Primary Risk Drivers
Below is a snapshot of domains that materially influence the MARA Rating.
Clinical effectiveness
Ranibizumab demonstrated a clear clinical advantage over laser photocoagulation in improving visual acuity, with significant gains reported in both the RESTORE and DRCR.net trials. The average increase in visual acuity was 6.1 letters for ranibizumab monotherapy and 9 letters for ranibizumab plus laser photocoagulation, compared to only 0.8 letters for laser photocoagulation alone (p<0.001). This evidence supports a strong therapeutic impact, although the lack of long-term follow-up data limits the robustness of the findings.
Cost effectiveness
The cost-effectiveness analysis indicated an ICER of £19,075 per QALY gained for ranibizumab monotherapy compared to laser photocoagulation. While this is within acceptable thresholds, the ICER is sensitive to various assumptions, and the model’s reliance on a patient access scheme adds uncertainty regarding its long-term economic viability.
Quality of life
The HRQoL data from the RESTORE trial indicated positive changes in vision-related quality of life, as measured by the NEI VFQ-25, with statistically significant improvements in composite scores. However, the benefits were not uniformly observed across all subscales, particularly in areas like dependency and driving, which suggests moderate but meaningful improvements in quality of life.
Supporting Domains
Safety and Adverse Effects
Ranibizumab has a favorable safety profile, with adverse effects primarily limited to ocular events. The trials did not report significant differences in the frequency of adverse events between treatment arms, indicating that ranibizumab is well tolerated compared to existing therapies.
Comparator Selection
The manufacturer did not include a comparison with bevacizumab, which is a relevant comparator listed in the appraisal scope. This omission raises concerns about the completeness of the evidence base, although the focus on laser photocoagulation aligns with current clinical practice.

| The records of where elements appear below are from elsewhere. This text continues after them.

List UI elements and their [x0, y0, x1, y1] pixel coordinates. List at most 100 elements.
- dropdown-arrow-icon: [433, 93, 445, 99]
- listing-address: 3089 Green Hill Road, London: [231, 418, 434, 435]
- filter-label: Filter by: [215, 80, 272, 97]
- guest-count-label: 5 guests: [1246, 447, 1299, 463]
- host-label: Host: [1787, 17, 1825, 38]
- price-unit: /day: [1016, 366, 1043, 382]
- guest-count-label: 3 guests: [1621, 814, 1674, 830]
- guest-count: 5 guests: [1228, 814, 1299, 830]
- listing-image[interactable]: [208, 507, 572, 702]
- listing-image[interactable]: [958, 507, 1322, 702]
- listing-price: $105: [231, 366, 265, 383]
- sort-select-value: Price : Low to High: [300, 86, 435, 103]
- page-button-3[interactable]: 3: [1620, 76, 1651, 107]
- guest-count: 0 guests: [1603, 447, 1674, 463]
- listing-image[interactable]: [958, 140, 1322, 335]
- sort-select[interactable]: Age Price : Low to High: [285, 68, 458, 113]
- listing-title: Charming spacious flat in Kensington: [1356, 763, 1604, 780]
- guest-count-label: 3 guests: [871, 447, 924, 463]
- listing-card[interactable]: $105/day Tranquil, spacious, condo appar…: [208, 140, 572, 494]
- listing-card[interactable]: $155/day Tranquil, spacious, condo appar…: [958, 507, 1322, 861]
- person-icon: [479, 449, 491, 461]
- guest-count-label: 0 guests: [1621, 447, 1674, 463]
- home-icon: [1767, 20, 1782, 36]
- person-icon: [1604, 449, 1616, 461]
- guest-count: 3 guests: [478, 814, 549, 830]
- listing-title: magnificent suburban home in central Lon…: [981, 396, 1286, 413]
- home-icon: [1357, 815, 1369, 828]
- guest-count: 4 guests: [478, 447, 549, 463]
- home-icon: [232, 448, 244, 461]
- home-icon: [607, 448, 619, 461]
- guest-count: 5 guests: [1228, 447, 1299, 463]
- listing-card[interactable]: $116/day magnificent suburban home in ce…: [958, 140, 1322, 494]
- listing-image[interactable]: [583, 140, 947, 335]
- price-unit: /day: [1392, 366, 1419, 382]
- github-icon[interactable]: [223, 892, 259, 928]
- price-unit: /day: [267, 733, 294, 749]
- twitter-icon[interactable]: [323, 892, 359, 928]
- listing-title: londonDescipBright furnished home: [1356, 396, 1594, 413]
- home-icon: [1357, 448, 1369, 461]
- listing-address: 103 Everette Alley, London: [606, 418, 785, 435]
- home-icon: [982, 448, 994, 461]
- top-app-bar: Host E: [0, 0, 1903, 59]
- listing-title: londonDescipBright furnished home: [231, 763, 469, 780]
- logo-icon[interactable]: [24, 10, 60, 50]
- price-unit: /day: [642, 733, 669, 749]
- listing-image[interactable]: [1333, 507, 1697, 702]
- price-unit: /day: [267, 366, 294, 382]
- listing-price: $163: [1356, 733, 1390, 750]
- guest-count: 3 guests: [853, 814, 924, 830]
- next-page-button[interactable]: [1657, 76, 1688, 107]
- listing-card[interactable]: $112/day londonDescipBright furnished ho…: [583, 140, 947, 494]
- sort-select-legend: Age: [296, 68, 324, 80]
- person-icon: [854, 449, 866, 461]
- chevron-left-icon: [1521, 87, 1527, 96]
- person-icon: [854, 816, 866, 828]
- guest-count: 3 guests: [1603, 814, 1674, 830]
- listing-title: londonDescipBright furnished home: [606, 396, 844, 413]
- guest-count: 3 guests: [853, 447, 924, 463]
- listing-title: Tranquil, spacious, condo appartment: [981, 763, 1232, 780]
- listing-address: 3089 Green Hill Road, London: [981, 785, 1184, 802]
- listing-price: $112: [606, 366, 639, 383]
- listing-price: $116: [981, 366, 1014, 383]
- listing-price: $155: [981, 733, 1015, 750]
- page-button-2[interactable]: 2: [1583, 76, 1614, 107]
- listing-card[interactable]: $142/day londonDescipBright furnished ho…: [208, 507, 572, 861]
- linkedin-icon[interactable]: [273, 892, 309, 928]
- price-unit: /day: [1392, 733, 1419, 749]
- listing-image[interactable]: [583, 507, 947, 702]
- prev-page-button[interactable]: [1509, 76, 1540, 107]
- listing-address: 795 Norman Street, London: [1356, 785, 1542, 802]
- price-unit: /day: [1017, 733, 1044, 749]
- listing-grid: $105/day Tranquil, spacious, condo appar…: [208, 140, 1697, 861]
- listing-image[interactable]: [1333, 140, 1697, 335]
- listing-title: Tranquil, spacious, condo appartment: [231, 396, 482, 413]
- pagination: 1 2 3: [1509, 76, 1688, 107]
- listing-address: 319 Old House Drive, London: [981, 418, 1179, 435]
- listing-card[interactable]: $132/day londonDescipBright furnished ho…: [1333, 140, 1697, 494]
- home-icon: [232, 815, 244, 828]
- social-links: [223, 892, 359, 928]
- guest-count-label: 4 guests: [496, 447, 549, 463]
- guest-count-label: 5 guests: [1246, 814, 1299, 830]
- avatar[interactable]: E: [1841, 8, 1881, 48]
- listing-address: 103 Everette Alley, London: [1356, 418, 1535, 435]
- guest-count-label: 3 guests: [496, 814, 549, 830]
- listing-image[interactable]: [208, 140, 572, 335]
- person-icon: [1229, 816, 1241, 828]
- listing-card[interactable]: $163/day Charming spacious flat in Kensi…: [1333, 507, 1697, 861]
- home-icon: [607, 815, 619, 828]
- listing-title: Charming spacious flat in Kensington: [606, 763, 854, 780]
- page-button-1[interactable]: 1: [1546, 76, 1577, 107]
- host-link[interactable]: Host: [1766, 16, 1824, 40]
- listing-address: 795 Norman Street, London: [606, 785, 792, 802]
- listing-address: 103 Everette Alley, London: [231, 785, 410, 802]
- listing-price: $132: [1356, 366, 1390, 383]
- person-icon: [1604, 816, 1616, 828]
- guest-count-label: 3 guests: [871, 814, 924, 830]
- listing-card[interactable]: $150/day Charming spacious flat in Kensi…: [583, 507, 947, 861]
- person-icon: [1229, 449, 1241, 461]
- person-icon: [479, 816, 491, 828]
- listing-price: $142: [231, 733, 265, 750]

Patient Population and Subgroups
The trials included a diverse patient population with diabetic macular oedema, and subgroup analyses indicated that ranibizumab may be particularly effective in patients with thicker retinas. This suggests broad applicability of the findings, although some concerns about generalizability to the wider population remain.
Care Pathway Integration
Ranibizumab can be integrated into existing care pathways with minimal disruption, as it is administered on an outpatient basis and aligns with current treatment practices for diabetic macular oedema. Some adjustments may be needed for monitoring and follow-up, but these are manageable.
Resource Use and Cost Implications
The economic model indicates a notable cost burden associated with ranibizumab treatment, particularly when considering the need for multiple injections and monitoring visits. While the patient access scheme mitigates some costs, the overall resource implications remain significant.
Evidence Quality and Robustness
The evidence base is supported by multiple high-quality RCTs, including RESTORE and DRCR.net, which were deemed methodologically sound. However, the lack of long-term follow-up data introduces some uncertainty regarding the durability of treatment effects.
Uncertainty, Sensitivity, and Broader Impacts
There are significant uncertainties regarding the long-term effectiveness and cost-effectiveness of ranibizumab, particularly in relation to the need for ongoing treatment and the impact of glycaemic control on outcomes. These uncertainties could affect the broader implementation of the therapy.